All I can say is that I look forward to your business support plans :slight_smile:. (and also the platform becomes more stable, I’d prefer to use you guys instead of the defacto which always ends up being AWS)

3 Likes

Has there been any movement with this? Went to deploy this morning and still having it complain about there being a DB missing etc.

Command: /app/bin/app eval App.Release.migrate_all
	Starting instance
	Configuring virtual machine
	Pulling container image
	Unpacking image
	Preparing kernel init
	Configuring firecracker
	Starting virtual machine
	Starting init (commit: 50ffe20)...
	Preparing to run: `/app/bin/app eval App.Release.migrate_all` as nobody
	2021/10/26 19:59:01 listening on [fdaa:0:35d4:a7b:2984:821:7a9b:2]:22 (DNS: [fdaa::3]:53)
	Reaped child process with pid: 561 and signal: SIGUSR1, core dumped? false
	19:59:05.678 [error] Could not create schema migrations table. This error usually happens due to the following:
	  * The database does not exist
	  * The "schema_migrations" table, which Ecto uses for managing
	    migrations, was defined by another library
   ....

We’ve handled the original issue that caused this error a few weeks ago, so it’s odd that it’s still showing up on your app. Could you confirm that the connection limits are not being hit on your DB instance? Or if there are any other errors in the DB logs?

Also, is this the same application where you noticed this error? deployment issues in SYD region

correct.

As for connection limits nope, there is only one machine connected to the DB, I’ve logged into the DB to check for locks etc etc and it’s all fine. So I’m confused.

Have any changes or overrides been made to the DNS resolvers in the app?

nope, it’s a standard Elixir app using the Dockefile posted in your guides.

I’m replying in the other thread deployment issues in SYD region to limit the spread of answers if that is okay?

Yeah, let’s move this there, I’ll link the DB errors.

Will you try this again and also make sure your database hasn’t reached a connection limit and the DB logs aren’t showing any errors? That particular Elixir error is not super helpful, but it’s probably not an issue on our end (this time).

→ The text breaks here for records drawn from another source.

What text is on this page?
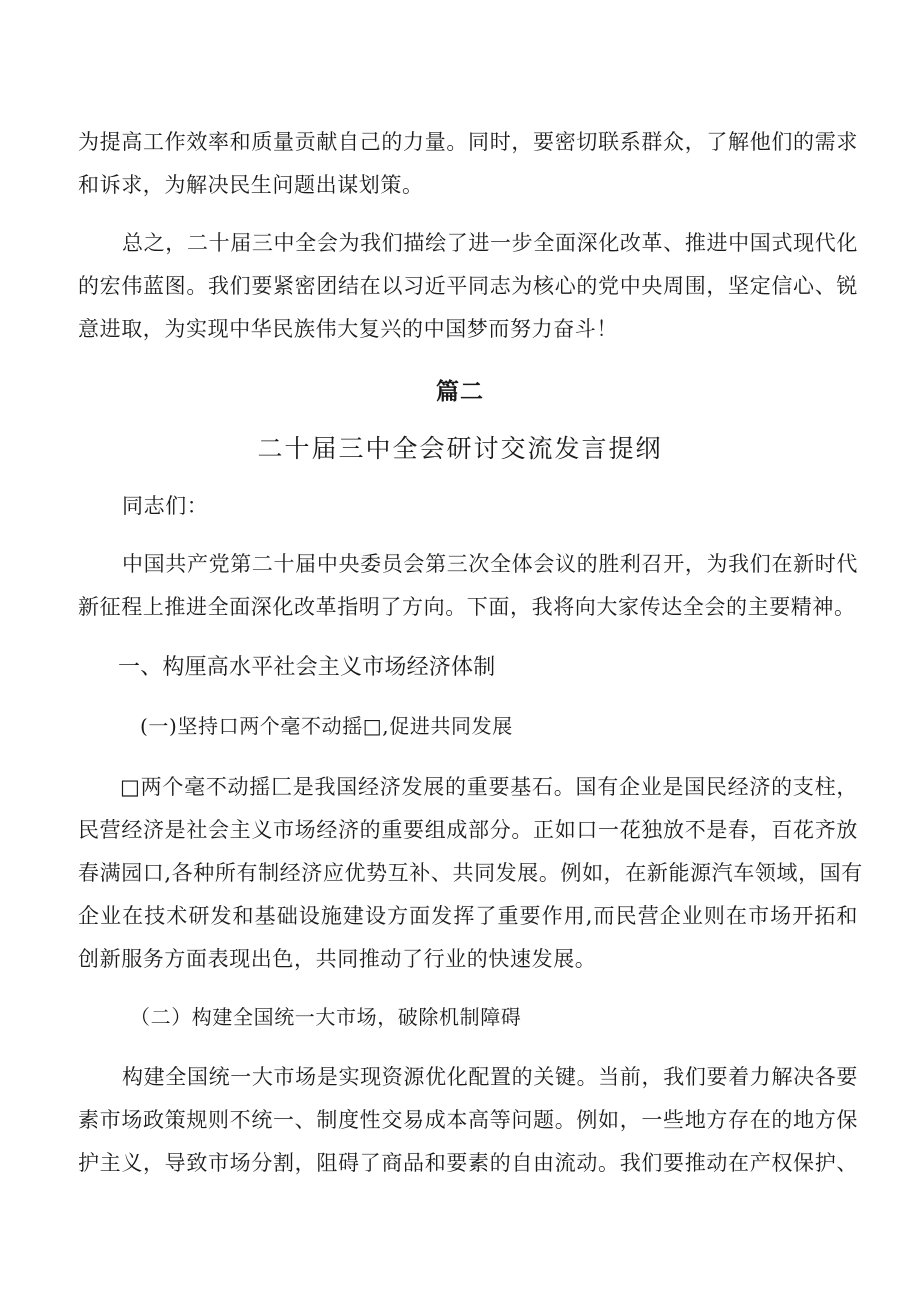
为提高工作效率和质量贡献自己的力量。同时，要密切联系群众，了解他们的需求
和诉求，为解决民生问题出谋划策。
总之，二十届三中全会为我们描绘了进一步全面深化改革、推进中国式现代化
的宏伟蓝图。我们要紧密团结在以习近平同志为核心的党中央周围，坚定信心、锐
意进取，为实现中华民族伟大复兴的中国梦而努力奋斗！
篇二
二十届三中全会研讨交流发言提纲
同志们：
中国共产党第二十届中央委员会第三次全体会议的胜利召开，为我们在新时代
新征程上推进全面深化改革指明了方向。下面，我将向大家传达全会的主要精神。
一、构厘高水平社会主义市场经济体制
(一)坚持口两个毫不动摇□,促进共同发展
□两个毫不动摇匚是我国经济发展的重要基石。国有企业是国民经济的支柱，
民营经济是社会主义市场经济的重要组成部分。正如口一花独放不是春，百花齐放
春满园口,各种所有制经济应优势互补、共同发展。例如，在新能源汽车领域，国有
企业在技术研发和基础设施建设方面发挥了重要作用,而民营企业则在市场开拓和
创新服务方面表现出色，共同推动了行业的快速发展。
（二）构建全国统一大市场，破除机制障碍
构建全国统一大市场是实现资源优化配置的关键。当前，我们要着力解决各要
素市场政策规则不统一、制度性交易成本高等问题。例如，一些地方存在的地方保
护主义，导致市场分割，阻碍了商品和要素的自由流动。我们要推动在产权保护、
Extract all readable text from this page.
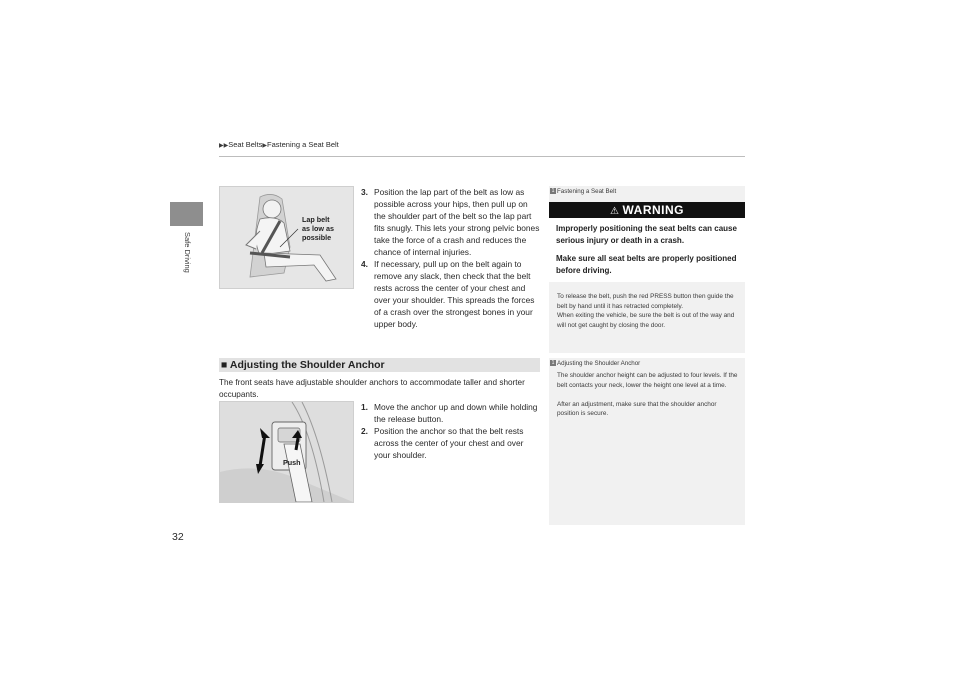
Safe Driving
32
▶▶Seat Belts▶Fastening a Seat Belt
Lap belt
as low as
possible

3. Position the lap part of the belt as low as possible across your hips, then pull up on the shoulder part of the belt so the lap part fits snugly. This lets your strong pelvic bones take the force of a crash and reduces the chance of internal injuries.

4. If necessary, pull up on the belt again to remove any slack, then check that the belt rests across the center of your chest and over your shoulder. This spreads the forces of a crash over the strongest bones in your upper body.

■ Adjusting the Shoulder Anchor
The front seats have adjustable shoulder anchors to accommodate taller and shorter occupants.
Push

1. Move the anchor up and down while holding the release button.

2. Position the anchor so that the belt rests across the center of your chest and over your shoulder.

1 Fastening a Seat Belt
⚠ WARNING
Improperly positioning the seat belts can cause serious injury or death in a crash.
Make sure all seat belts are properly positioned before driving.
To release the belt, push the red PRESS button then guide the belt by hand until it has retracted completely.
When exiting the vehicle, be sure the belt is out of the way and will not get caught by closing the door.
1 Adjusting the Shoulder Anchor
The shoulder anchor height can be adjusted to four levels. If the belt contacts your neck, lower the height one level at a time.
After an adjustment, make sure that the shoulder anchor position is secure.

Hey there! This started to happen to me as well today, around 3 hours ago.
The issue seems to be the same where migrations cannot be run due to connection error, while the deployed app is working fine :thinking:

Hey @flyio3! Sorry to see you’ve been struggling here. I’d love to help get this resolved if I can so we can improve the docs or whatever else is needed to make it better for you and others.

So let me restate what I understand the setup to be… please correct where I’m wrong.

  • You are hosting a single application instance
  • You are hosting it in syd
  • You have a single postgres database in syd (not using read-replicas)
  • Are you using Phoenix 1.6 with esbuild? I ask because the application is generated differently more recently.
  • You aren’t using the fly_postgres hex package (just making sure)
  • The DATABASE_URL is set (fly secrets list)

Sometimes the logs can provide more information. When that happens, just run fly logs to see if there’s any more info there.

When I’ve seen this problem, it’s generally because one of the following:

  • a missing inet6 config for IPv6 support (app can’t see the database)
  • It’s multi-region and the app doesn’t know what the primary region is supposed to be
  • It’s multi-region and the app is being started in a backup region which doesn’t have the database

Does any of that apply?

sorry, this has all been sorted, there was downtime on one of your services while this was happening which compounded with some issues I was having by using podman to build the images, I’ve switched to using debian:slim as a base image and no longer have any issues with regards to DNS - so I assume it was something to do with the alpine image having DNS issues when built with podman.

1 Like

@paolo.marino does any of this apply to the problem you’re having? Deployment fails here and there - #21 by brainlid

Hey! some of those. The app has been deployed there for a week or so with no issues and I haven’t made any big changes to the config.

I tried to deploy it again today and the deploy step worked, so migrations run, but now the deployed app cannot connect to the database anymore which in turns was working before the deploy.